Likewise the authors of the original study [
19], due to identical subscale reliability issues, proposed solely the use of the overall ES as a valid and reliable measure. The 20-item Portuguese ES also proved reliability for its use as an overall empowerment measurement which permitted the use of the conducted convergent and discriminant validity analysis with the concurrent measures of recovery and symptoms.

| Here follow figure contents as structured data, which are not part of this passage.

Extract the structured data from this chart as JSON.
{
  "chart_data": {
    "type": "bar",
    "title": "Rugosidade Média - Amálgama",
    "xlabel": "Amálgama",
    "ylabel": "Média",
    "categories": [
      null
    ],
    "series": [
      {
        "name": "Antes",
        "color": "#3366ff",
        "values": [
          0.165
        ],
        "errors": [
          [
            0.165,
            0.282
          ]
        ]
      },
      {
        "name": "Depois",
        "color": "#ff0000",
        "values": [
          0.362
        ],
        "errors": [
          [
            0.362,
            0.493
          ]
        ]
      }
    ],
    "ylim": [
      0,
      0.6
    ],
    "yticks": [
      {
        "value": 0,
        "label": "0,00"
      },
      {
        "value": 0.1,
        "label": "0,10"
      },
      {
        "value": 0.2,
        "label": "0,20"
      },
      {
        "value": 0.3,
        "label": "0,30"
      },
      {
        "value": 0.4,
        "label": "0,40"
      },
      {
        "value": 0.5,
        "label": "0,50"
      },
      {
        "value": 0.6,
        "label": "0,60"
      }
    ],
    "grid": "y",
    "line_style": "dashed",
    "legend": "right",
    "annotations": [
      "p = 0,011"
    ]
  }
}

Consistent with conceptual and empirical assumptions, empowerment and recovery showed themselves to be strongly associated, as empowerment is considered an important mediator for mental health recovery [
6,
8,
9,
27,
30]. The concurrent analysis for the overall scale confirmed the hypothesized results. Findings indicate that the ES is measuring a defined psychological construct that is qualitatively-related in the same direction with personal recovery; and inversely with manifest psychiatric symptoms. Our results were similar to those from the reviewed studies with the same or equivalent measures [
19,
21,
25].
The current study determined satisfactory reliability of the overall ES for its use in community mental health organizations. Validity was also assessed and ensured by the convergent and discriminant analysis in terms of construct validity, being that the inputs of the factorial analysis highlighted the need for improvements to the model in order to achieve a stronger empowerment measurement in the context of the mental health system.
Strengths and limitations
The current study is, to the best of our knowledge, the only psychometric study using the ES shortened version [
19] with participants from community mental health organizations. While parameter estimates were reliable, with the sample size being an important condition performing structural equation modeling (number of cases per estimated parameter) the ratio of 4.17 needs to be reported here [
38,
46]. Facing the scarcity of empowerment measures in the mental health field, the development of a reliable Portuguese measure of personal empowerment is a fundamental requirement for there to exist empowerment/recovery-oriented measures in the mental health services. The translated equivalent ES also fosters the capacity to compare results on empowerment across different countries. This study also added evidence of the need for future factorial evaluation of the ES scale.
Competing interests
The authors declare that they have no competing interests.
Authors’ contributions
MFJM and JHO designed the study. MFJM interviewed and collected the data as a member of the research project, performed the statistical analysis and drafted the original paper. MFJM and JHO revised the paper and approved the final version.